Settlement is set at T+1 for bonds. The settlement cycle has not changed since the establishment of a Central Depository (Algeria Clearing).
There is a 10% withholding tax on interest on bonds. For treasury bills, a fixed rate of 10% is payable at maturity whereas for coupon-bearing instruments, tax is paid on the coupon date. Bonds with maturities greater than 5 years are exempt from tax.

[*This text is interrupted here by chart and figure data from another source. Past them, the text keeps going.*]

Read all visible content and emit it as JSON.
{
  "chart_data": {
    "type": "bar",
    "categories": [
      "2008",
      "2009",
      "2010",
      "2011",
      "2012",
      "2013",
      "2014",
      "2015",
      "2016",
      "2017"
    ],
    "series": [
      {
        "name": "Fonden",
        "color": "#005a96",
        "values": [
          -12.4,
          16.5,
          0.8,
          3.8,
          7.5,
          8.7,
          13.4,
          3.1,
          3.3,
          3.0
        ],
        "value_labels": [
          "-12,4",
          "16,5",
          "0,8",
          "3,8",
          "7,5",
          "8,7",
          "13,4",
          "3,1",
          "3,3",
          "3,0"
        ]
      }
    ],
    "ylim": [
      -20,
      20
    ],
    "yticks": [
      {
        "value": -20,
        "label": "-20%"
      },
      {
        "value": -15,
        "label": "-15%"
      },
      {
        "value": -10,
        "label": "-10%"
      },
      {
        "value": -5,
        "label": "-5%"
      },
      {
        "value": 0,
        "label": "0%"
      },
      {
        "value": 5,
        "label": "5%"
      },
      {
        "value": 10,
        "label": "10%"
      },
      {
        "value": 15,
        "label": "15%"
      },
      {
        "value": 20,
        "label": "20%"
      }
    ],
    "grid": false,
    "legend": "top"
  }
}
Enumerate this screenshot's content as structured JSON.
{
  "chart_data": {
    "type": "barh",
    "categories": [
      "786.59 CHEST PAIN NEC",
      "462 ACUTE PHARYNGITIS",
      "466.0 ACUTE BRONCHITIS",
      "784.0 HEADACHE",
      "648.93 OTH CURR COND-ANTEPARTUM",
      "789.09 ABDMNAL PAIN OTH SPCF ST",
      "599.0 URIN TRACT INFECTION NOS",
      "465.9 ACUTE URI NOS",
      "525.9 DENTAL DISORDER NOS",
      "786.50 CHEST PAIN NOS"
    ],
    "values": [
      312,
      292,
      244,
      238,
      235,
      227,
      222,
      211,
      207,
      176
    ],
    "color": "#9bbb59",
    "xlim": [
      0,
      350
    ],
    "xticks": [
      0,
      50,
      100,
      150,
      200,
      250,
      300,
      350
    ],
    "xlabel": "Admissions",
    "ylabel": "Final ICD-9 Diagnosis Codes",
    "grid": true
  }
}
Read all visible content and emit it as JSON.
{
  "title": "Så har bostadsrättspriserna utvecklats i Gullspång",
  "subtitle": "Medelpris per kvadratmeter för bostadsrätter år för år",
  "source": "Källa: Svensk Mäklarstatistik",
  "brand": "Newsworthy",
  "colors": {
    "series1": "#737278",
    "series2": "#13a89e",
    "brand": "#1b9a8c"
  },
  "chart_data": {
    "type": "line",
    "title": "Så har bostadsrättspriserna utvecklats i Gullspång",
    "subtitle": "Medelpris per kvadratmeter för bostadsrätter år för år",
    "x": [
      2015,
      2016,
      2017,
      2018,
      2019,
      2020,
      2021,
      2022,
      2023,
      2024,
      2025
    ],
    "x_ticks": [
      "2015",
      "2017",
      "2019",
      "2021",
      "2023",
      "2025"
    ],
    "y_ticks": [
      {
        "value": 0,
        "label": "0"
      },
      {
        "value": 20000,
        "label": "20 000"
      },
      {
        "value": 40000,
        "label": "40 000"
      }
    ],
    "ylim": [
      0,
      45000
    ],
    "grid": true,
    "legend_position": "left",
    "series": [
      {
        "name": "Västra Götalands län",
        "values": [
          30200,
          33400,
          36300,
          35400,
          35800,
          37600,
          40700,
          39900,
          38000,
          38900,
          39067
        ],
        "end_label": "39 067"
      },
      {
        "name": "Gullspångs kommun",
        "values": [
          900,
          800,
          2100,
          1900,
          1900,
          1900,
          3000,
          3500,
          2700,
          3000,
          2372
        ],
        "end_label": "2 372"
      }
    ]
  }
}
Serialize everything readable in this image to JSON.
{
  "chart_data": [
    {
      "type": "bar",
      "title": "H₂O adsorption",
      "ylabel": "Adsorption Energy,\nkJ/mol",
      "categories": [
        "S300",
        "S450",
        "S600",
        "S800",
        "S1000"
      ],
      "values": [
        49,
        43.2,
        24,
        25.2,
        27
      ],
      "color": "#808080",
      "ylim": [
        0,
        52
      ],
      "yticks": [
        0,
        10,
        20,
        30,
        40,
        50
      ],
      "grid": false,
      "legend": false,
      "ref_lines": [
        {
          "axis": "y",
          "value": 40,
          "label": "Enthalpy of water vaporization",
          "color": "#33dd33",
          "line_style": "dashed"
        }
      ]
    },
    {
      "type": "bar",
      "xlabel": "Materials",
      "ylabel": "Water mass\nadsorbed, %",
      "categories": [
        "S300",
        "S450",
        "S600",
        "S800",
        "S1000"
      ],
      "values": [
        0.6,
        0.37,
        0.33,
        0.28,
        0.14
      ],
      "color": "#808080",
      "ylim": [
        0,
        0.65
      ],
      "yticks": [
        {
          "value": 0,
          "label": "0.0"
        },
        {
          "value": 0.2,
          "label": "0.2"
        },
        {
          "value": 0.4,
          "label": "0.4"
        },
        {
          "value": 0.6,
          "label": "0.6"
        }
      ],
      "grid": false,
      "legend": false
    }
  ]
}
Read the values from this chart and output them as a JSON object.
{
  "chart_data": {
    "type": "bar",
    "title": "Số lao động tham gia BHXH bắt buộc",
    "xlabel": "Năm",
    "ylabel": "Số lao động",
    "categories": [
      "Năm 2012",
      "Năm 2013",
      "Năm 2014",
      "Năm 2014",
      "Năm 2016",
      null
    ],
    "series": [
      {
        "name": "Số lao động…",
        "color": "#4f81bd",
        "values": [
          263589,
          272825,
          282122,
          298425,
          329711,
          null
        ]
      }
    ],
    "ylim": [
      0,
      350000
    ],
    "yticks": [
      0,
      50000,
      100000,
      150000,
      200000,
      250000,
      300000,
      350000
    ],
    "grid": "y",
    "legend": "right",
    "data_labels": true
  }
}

|Rating Agency||Current Rating||Outlook|
|Moody's||No rating||No outlook|
|Fitch||No rating||No outlook|
|Standard & Poor's||No rating||No outlook|
Only primary dealers are authorized to participate in the auctions in the primary market. All primary dealers are approved by the Treasury.
There are eleven (11) primary dealers, among which six (6) are state-owned banks, six (6) are insurance companies and one (1) is a commercial bank.
- Caisse Nationale d'Epargne et de Prevoyance
- Societe Nationale d'Assurance
- Compagnie Algerienne des Assurances
- Compagnie Algerienne d'Assurance et de Reassurance
- Banque de l'Agriculture et du Developpement Rural
- Banque Exterieure d'Algerie
- Banque Nationale d'Algerie
- Credit Populaire d'Algerie
- Caisse Nationale d'Assurance Chomage
- Compagnie Internationale d'Assurance et de Reassurance
- Caisse Nationale de Mutualite Agricole
- Citibank Algeria
Openness to International Investors
The Algerian market is open to foreign investors. Furthermore, the Algerian authorities are trying to guaranty benefits for Algerian interests. Several restrictive foreign investment rules have been adopted.
There are restrictions on foreign investments in Algeria, set up by the 2009 Complementary Finance Law, which stipulates that Algerians should have a 51% stake in new foreign investments. In 2010, the 2010 Complementary Finance law, allowed the government to veto the sale of Algerian companies to foreigners investors.
Restrictions on FX and profit repatriation
Foreign exchange is available for investors to repatriate their profits without prior authorization. There is restriction on the repatriation of dividends and profits.